Prime Minister John Howard said today he was astonished that people thought it odd for him to meet members of the Exclusive Brethren religious sect.
It was reported today that Mr Howard had met senior members of the sect, including a man under police scrutiny for his spending on Mr Howards’s 2004 election campaign, in his parliamentary office two weeks ago.
“As prime minister, I have met an enormous number of organisations. It’s my job,” Mr Howard said today.
“I find it quite astonishing that people think it odd that I have met with a lawful organisation. I do not deny for a moment I have met with members of the Exclusive Brethren, and why not? They’re Australian citizens, it’s a lawful organisation.”
Mr Howard said he did not know whether the Brethren had made any donations to the Liberal Party.
“As for matters of financial support you should talk to them,” he said.
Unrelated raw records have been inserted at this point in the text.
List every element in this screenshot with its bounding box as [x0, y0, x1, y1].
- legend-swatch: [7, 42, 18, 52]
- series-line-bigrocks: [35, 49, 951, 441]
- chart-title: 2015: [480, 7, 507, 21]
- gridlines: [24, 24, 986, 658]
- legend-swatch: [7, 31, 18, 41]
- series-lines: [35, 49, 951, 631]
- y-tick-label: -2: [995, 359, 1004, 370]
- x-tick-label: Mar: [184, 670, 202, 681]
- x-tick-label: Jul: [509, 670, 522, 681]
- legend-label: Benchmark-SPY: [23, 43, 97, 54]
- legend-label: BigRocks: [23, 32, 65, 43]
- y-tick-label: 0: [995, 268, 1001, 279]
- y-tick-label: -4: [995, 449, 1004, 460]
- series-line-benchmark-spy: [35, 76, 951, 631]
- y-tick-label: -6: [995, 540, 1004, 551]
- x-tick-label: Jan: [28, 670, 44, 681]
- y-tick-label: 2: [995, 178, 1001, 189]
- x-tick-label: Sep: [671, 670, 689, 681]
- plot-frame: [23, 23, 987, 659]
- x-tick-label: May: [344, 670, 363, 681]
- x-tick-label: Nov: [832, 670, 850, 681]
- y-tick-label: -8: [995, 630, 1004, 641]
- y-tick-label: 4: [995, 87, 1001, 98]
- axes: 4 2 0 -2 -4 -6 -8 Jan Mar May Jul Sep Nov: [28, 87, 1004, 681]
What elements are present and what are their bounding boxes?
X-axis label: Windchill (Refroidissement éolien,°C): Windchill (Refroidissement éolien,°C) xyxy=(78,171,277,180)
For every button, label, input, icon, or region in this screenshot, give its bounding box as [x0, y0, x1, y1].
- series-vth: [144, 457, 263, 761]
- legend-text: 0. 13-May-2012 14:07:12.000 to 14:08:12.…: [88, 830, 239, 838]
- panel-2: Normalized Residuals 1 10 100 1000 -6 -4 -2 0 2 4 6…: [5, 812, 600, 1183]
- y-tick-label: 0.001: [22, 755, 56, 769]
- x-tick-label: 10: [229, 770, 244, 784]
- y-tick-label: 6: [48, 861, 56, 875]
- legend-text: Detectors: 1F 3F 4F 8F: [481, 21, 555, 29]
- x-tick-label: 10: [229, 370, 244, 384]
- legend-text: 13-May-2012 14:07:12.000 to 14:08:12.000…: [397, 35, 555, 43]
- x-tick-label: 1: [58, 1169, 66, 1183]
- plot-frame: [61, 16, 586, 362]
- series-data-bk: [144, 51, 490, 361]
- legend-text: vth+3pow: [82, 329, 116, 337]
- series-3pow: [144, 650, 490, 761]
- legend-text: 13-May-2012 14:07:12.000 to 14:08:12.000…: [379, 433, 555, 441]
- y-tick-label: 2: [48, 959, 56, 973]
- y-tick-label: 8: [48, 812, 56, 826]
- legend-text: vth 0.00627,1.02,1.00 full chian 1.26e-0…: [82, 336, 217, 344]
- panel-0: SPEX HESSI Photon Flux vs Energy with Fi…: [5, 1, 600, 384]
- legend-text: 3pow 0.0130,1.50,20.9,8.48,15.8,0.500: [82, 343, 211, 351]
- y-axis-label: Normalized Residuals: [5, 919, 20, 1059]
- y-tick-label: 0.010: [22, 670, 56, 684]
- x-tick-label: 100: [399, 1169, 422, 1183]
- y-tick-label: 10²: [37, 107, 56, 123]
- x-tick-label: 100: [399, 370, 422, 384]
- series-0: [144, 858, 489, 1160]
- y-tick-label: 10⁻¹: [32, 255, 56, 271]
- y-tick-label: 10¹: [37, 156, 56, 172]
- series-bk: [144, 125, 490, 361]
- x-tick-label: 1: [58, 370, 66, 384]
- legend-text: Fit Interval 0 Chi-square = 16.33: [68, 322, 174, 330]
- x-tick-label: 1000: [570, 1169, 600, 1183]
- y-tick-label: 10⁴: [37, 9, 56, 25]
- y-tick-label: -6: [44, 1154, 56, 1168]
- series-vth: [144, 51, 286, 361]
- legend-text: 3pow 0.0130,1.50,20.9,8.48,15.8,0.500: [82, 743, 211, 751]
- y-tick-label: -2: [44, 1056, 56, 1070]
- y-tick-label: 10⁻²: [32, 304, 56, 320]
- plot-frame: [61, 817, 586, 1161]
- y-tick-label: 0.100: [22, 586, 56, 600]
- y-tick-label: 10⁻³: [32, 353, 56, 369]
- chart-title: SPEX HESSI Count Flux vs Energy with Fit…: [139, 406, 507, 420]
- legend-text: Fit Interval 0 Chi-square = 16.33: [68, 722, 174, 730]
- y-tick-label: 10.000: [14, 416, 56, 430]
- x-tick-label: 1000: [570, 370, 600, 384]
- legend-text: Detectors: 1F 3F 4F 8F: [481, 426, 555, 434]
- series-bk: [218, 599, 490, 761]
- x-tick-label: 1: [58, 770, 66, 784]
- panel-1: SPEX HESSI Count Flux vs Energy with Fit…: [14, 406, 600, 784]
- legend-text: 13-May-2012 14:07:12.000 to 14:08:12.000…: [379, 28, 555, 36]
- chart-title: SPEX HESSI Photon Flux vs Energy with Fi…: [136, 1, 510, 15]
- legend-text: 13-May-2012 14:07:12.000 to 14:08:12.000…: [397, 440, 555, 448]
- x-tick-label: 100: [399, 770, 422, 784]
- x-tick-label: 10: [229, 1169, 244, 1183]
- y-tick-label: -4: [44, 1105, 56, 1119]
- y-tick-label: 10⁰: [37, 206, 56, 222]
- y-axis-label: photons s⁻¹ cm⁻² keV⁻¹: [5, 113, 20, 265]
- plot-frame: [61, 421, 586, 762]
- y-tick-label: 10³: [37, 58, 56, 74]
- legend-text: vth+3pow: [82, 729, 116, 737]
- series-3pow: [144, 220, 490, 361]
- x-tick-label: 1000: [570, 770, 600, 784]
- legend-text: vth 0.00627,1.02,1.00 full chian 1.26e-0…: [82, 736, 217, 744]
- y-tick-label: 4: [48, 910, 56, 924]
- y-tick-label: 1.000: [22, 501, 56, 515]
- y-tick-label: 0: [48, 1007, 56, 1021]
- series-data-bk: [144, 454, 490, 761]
Among those Mr Howard met in his electorate office was reportedly Mark Mackenzie, a Sydney pump salesman whose company, Willmac, allegedly channelled $270,000 into advertising for the 2004 election in support of Mr Howard.
The Australian Electoral Commission later investigated the Willmac money, while an Australian Federal Police investigation is continuing.
Treasurer Peter Costello today also admitted meeting the Exclusive Brethren many times.
“There’s nothing wrong with meeting the Exclusive Brethren, they’re Australian citizens just like anybody else,” he said on Southern Cross radio.
The sect’s world leader, Bruce D. Hales, his brother Stephen and another elder, Warwick John, also attended the August 8 meeting with the Prime Minister, a sect spokesman told Fairfax.
The spokesman denied the group asked for Mr Howard’s help on the police probe or offered the PM assistance in his battle to retain his Sydney seat, Bennelong, against star Labor candidate Maxine McKew.
The spokesman said the elders assured Mr Howard they were praying for him, and that Willmac and Bennelong were not discussed.
Stephen Hales ran the Brethren’s pro-Howard campaign in Bennelong in 2004, the report said.
Opposition frontbencher Anthony Albanese said Mr Howard’s relationship with the Exclusive Brethren sect was a worry.
“It is of a real concern that this sect can say that they can get a meeting with the Prime Minister of Australia on no notice and with no agenda,” he said.
Mr Albanese said the Exclusive Brethren were out of touch with mainstream Australian family values.
Their beliefs were “anti-Australian and anti-family.”
“Exclusive Brethren don’t believe in voting but do believe in interfering in election campaigns, and they have a history not only of covert funding and also engaging in personal attacks and smears against non-extreme right-wing conservative candidates,” he said.
“Increasingly, (we see) a desperate prime minister who is prepared to associate even with sect organisations like Exclusive Brethren in order to hold onto his seat.”
It is not the first time the Exclusive Brethren have been linked to national politics.
A private detective in New Zealand claimed last year that he was hired by the Exclusive Brethren to dig dirt on Labour MPs including Prime Minister Helen Clark, and her husband.
Miss Clark said at the time that she had been told the Exclusive Brethren religious sect had hired a private detective to follow the couple.
“The Brethren stand condemned for this activity and frankly if the (Opposition) National Party does not now renounce any support either now or in the future from the Brethren then its credibility goes down the gurgler with them,” she said.